As I waited for an answer to my technical question from a stereo company, the recording stated a "customer care" representative would be available shortly. With aging baby boomers, world events, and the additional pressures in today's society, it is "customer care" that must evolve in our economy. We have moved from a manufacturing economy to a service economy. And, if we are smart, we will move towards a "servicecare" economy.
We live in a high tech, button touch environment with decreasing personal contacts which makes customer interaction more important than ever to corporate imagery. For example, if you call for computer tech support, the representative often makes it a point to address you by your first name. If it is the office supply company, they may ask, "How are you doing today?" This makes the customer feel less like a number and more like a human being.
The successful restaurateurs always take it one step further towards "servicecare" because they understand that restaurant customer service literally involves the immediate health of the patron - more so than any other industry except for healthcare industry itself.
A recent survey asked diners why they went out to eat, and the main response was "to feel good." This must be true. After all, the word "restaurant" has French origins meaning "to restore." During my waiter period for many years, I felt my job was to restore humanity, especially to diners arriving from a very stressed out day.
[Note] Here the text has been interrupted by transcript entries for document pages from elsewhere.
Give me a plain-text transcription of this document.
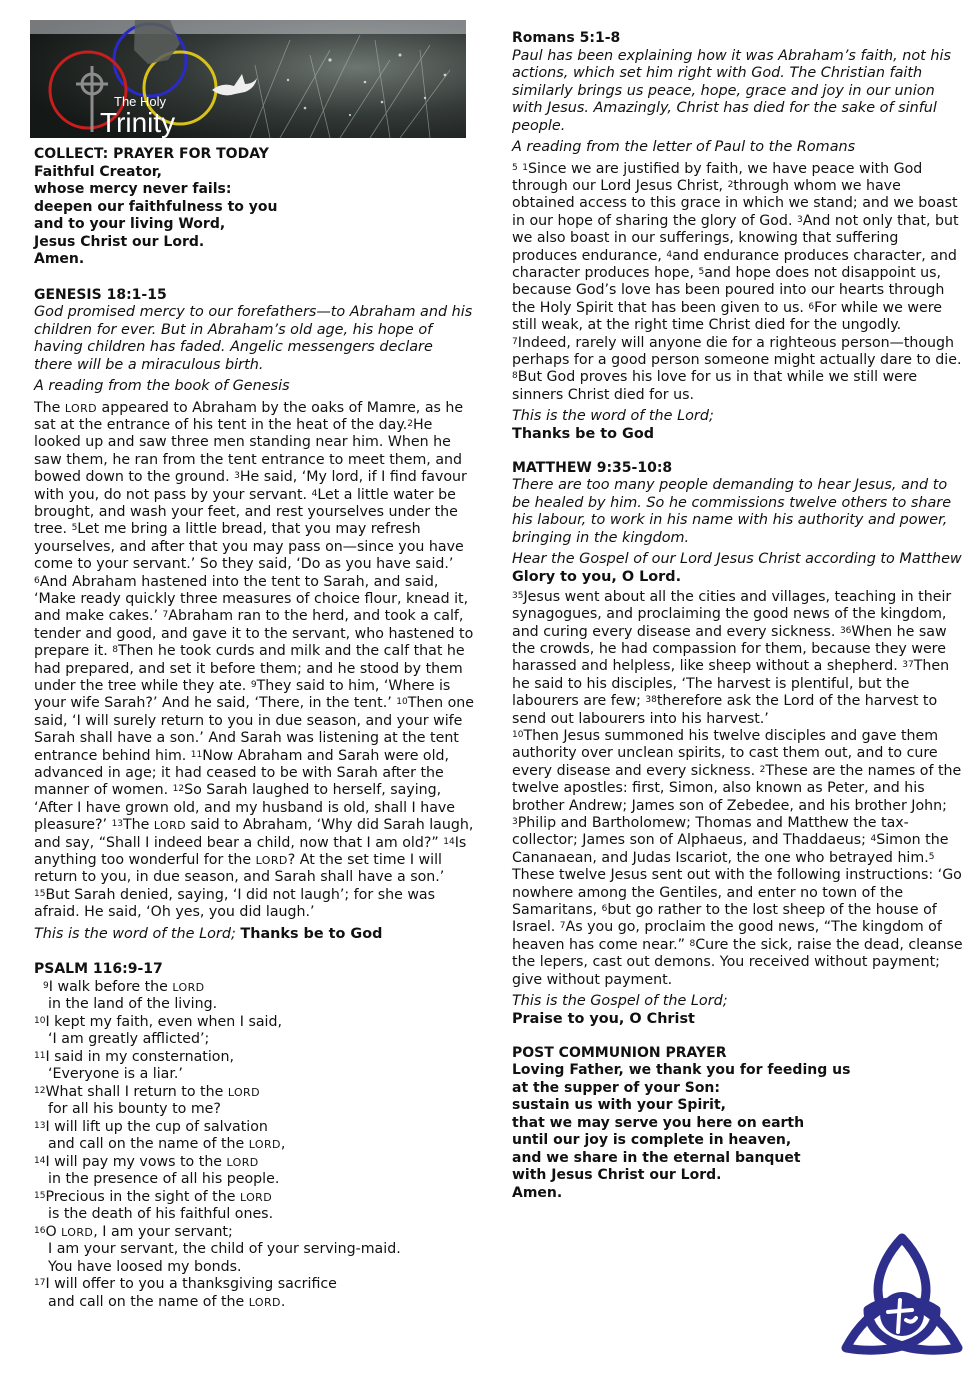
The Holy
Trinity
COLLECT: PRAYER FOR TODAY
Faithful Creator,
whose mercy never fails:
deepen our faithfulness to you
and to your living Word,
Jesus Christ our Lord.
Amen.
GENESIS 18:1-15
God promised mercy to our forefathers—to Abraham and his children for ever. But in Abraham’s old age, his hope of having children has faded. Angelic messengers declare there will be a miraculous birth.
A reading from the book of Genesis
The LORD appeared to Abraham by the oaks of Mamre, as he sat at the entrance of his tent in the heat of the day.$^2$He looked up and saw three men standing near him. When he saw them, he ran from the tent entrance to meet them, and bowed down to the ground. $^3$He said, ‘My lord, if I find favour with you, do not pass by your servant. $^4$Let a little water be brought, and wash your feet, and rest yourselves under the tree. $^5$Let me bring a little bread, that you may refresh yourselves, and after that you may pass on—since you have come to your servant.’ So they said, ‘Do as you have said.’ $^6$And Abraham hastened into the tent to Sarah, and said, ‘Make ready quickly three measures of choice flour, knead it, and make cakes.’ $^7$Abraham ran to the herd, and took a calf, tender and good, and gave it to the servant, who hastened to prepare it. $^8$Then he took curds and milk and the calf that he had prepared, and set it before them; and he stood by them under the tree while they ate. $^9$They said to him, ‘Where is your wife Sarah?’ And he said, ‘There, in the tent.’ $^{10}$Then one said, ‘I will surely return to you in due season, and your wife Sarah shall have a son.’ And Sarah was listening at the tent entrance behind him. $^{11}$Now Abraham and Sarah were old, advanced in age; it had ceased to be with Sarah after the manner of women. $^{12}$So Sarah laughed to herself, saying, ‘After I have grown old, and my husband is old, shall I have pleasure?’ $^{13}$The LORD said to Abraham, ‘Why did Sarah laugh, and say, “Shall I indeed bear a child, now that I am old?” $^{14}$Is anything too wonderful for the LORD? At the set time I will return to you, in due season, and Sarah shall have a son.’ $^{15}$But Sarah denied, saying, ‘I did not laugh’; for she was afraid. He said, ‘Oh yes, you did laugh.’
This is the word of the Lord; Thanks be to God
PSALM 116:9-17
$^9$I walk before the LORD
in the land of the living.
$^{10}$I kept my faith, even when I said,
‘I am greatly afflicted’;
$^{11}$I said in my consternation,
‘Everyone is a liar.’
$^{12}$What shall I return to the LORD
for all his bounty to me?
$^{13}$I will lift up the cup of salvation
and call on the name of the LORD,
$^{14}$I will pay my vows to the LORD
in the presence of all his people.
$^{15}$Precious in the sight of the LORD
is the death of his faithful ones.
$^{16}$O LORD, I am your servant;
I am your servant, the child of your serving-maid.
You have loosed my bonds.
$^{17}$I will offer to you a thanksgiving sacrifice
and call on the name of the LORD.
Romans 5:1-8
Paul has been explaining how it was Abraham’s faith, not his actions, which set him right with God. The Christian faith similarly brings us peace, hope, grace and joy in our union with Jesus. Amazingly, Christ has died for the sake of sinful people.
A reading from the letter of Paul to the Romans
$^5$ $^1$Since we are justified by faith, we have peace with God through our Lord Jesus Christ, $^2$through whom we have obtained access to this grace in which we stand; and we boast in our hope of sharing the glory of God. $^3$And not only that, but we also boast in our sufferings, knowing that suffering produces endurance, $^4$and endurance produces character, and character produces hope, $^5$and hope does not disappoint us, because God’s love has been poured into our hearts through the Holy Spirit that has been given to us. $^6$For while we were still weak, at the right time Christ died for the ungodly. $^7$Indeed, rarely will anyone die for a righteous person—though perhaps for a good person someone might actually dare to die. $^8$But God proves his love for us in that while we still were sinners Christ died for us.
This is the word of the Lord;
Thanks be to God
MATTHEW 9:35-10:8
There are too many people demanding to hear Jesus, and to be healed by him. So he commissions twelve others to share his labour, to work in his name with his authority and power, bringing in the kingdom.
Hear the Gospel of our Lord Jesus Christ according to Matthew
Glory to you, O Lord.
$^{35}$Jesus went about all the cities and villages, teaching in their synagogues, and proclaiming the good news of the kingdom, and curing every disease and every sickness. $^{36}$When he saw the crowds, he had compassion for them, because they were harassed and helpless, like sheep without a shepherd. $^{37}$Then he said to his disciples, ‘The harvest is plentiful, but the labourers are few; $^{38}$therefore ask the Lord of the harvest to send out labourers into his harvest.’
$^{10}$Then Jesus summoned his twelve disciples and gave them authority over unclean spirits, to cast them out, and to cure every disease and every sickness. $^2$These are the names of the twelve apostles: first, Simon, also known as Peter, and his brother Andrew; James son of Zebedee, and his brother John; $^3$Philip and Bartholomew; Thomas and Matthew the tax-collector; James son of Alphaeus, and Thaddaeus; $^4$Simon the Cananaean, and Judas Iscariot, the one who betrayed him.$^5$ These twelve Jesus sent out with the following instructions: ‘Go nowhere among the Gentiles, and enter no town of the Samaritans, $^6$but go rather to the lost sheep of the house of Israel. $^7$As you go, proclaim the good news, “The kingdom of heaven has come near.” $^8$Cure the sick, raise the dead, cleanse the lepers, cast out demons. You received without payment; give without payment.
This is the Gospel of the Lord;
Praise to you, O Christ
POST COMMUNION PRAYER
Loving Father, we thank you for feeding us
at the supper of your Son:
sustain us with your Spirit,
that we may serve you here on earth
until our joy is complete in heaven,
and we share in the eternal banquet
with Jesus Christ our Lord.
Amen.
In my past dining room service work experiences, I remember certain actions lifting service to this higher level of "servicecare." One time a customer requested margarine that was not available in the restaurant. The owner walked across the street to the grocery purchased the margarine and brought it tableside. The patron was delighted.
Then, there was a regular customer (diabetic) who always got immediate attention with some kind of bread or crackers to keep from feeling faint before her food arrived. If there was a baby present at a table, our staff ensured their food would come out as soon as possible to pacify them.
Customers remember these kinds of actions as it creates a long lasting positive image for any company or restaurant establishment. The owner truly cared about his guests and it always permeated through the dining room and to the staff - even after he left to open other restaurants for that company.
Restaurant Customer Service involves major three points:
1. Care and Concern for the Customer, 2. Spontaneity, flexibility and creativity of frontline workers which enhances the ability for on-the-spot problem-solving, 3. Recovery-making things right with the customer when the process has gone astray.
These 3 points must be highlighted in every waiter training program: If they are kept in mind, then quality customer service will automatically occur.